Officials from all entities involved held their first meeting at the headquarters of Korea Aerospace Industries (KAI), the main contractor, in Sacheon, South Gyeongsang Province.
They are the Defense Acquisition Program Administration (DAPA), the U.S. defense giant Lockheed Martin, the Indonesian Defense Ministry and Indonesia's state-run defense firm PT Dirgantara Indonesia (PTDI).
The government plans to spend 8.5 trillion won in the development of the KF-X, and an additional 10 trillion won to produce 120 jets by 2032 to replace the Air Force's aging fleet of F-4s and F-5s.
DAPA said the nation will domestically develop some 90 items necessary for the aircraft, including the active electronically scanned array (AESA) radar, and electronic optics targeting pod (EOTGP), which the U.S. government earlier refused to hand over to Korea for security reasons.

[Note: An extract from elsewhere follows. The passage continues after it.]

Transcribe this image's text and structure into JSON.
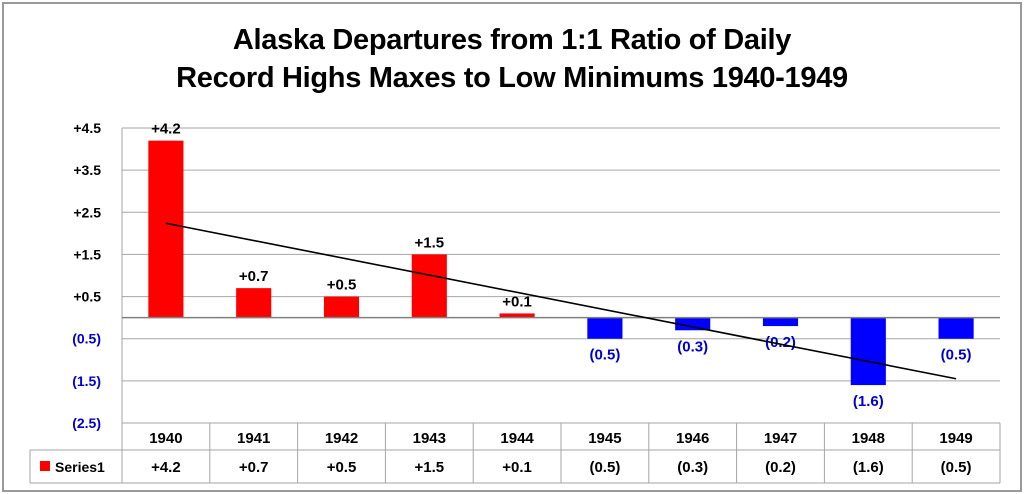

"Our goal is to localize 65 percent of the components for the aircraft," DAPA said in a release.
The project will also proceed with the help of Lockheed Martin which will transfer 21 technologies used in the F-35 stealth fighter. In early December, the U.S. government approved the transfer of the technologies in a "large frame," according to DAPA.
For its part, the Indonesian government will invest some 1.6 trillion won in the project, and its defense firm will participate in the process of design and component production. The country will also be given one prototype and technology data afterward.
But concerns still remain over the possibility that the U.S. might once again refuse to approve the handover of some of the technologies requested by Seoul, as negotiations between DAPA and Lockheed officials are still ongoing to list the details, as hundreds of technical items are part of them.
DAPA head Chang Myoung-jin said earlier that negotiations will continue for the next two to three years.
In addition, some critics are still skeptical about whether the nation will be able to domestically develop the AESA radar and other integral technologies by the target deadline.
As part of efforts to manage such risks involving the multi-million-dollar project, the National Assembly established a subcommittee comprised of professors and experts in the aerospace field to consistently monitor the costs and schedule of the development process, according to DAPA.
It said in a release, "We will dispatch professional manpower comprised of DAPA and Air Force officials to KAI headquarters from the end of this month in an effort to maximize oversight."
KAI President and CEO Ha Sung-yong said, "We will concentrate all our capacity to succeed in the KF-X project and contribute to the nation's economy."
Before its official kickoff, the program had suffered a severe crisis after the U.S. government refused in April to allow Lockheed to hand over four core technologies — the AESA radar, the EOTGP, the infrared search and radio frequency (RF) jammer and the infrared search and tracking (IRST) system.
A transfer of a total of 25 technologies was included in an offset deal signed in September of 2014 with Lockheed Martin in return for Korea's purchase of 40 F-35s.
Amid growing skepticism about the feasibility of the KF-X program at the time, DAPA said that the nation could domestically develop them and the U.S. government had promised to approve the transfer of the other 21 technologies.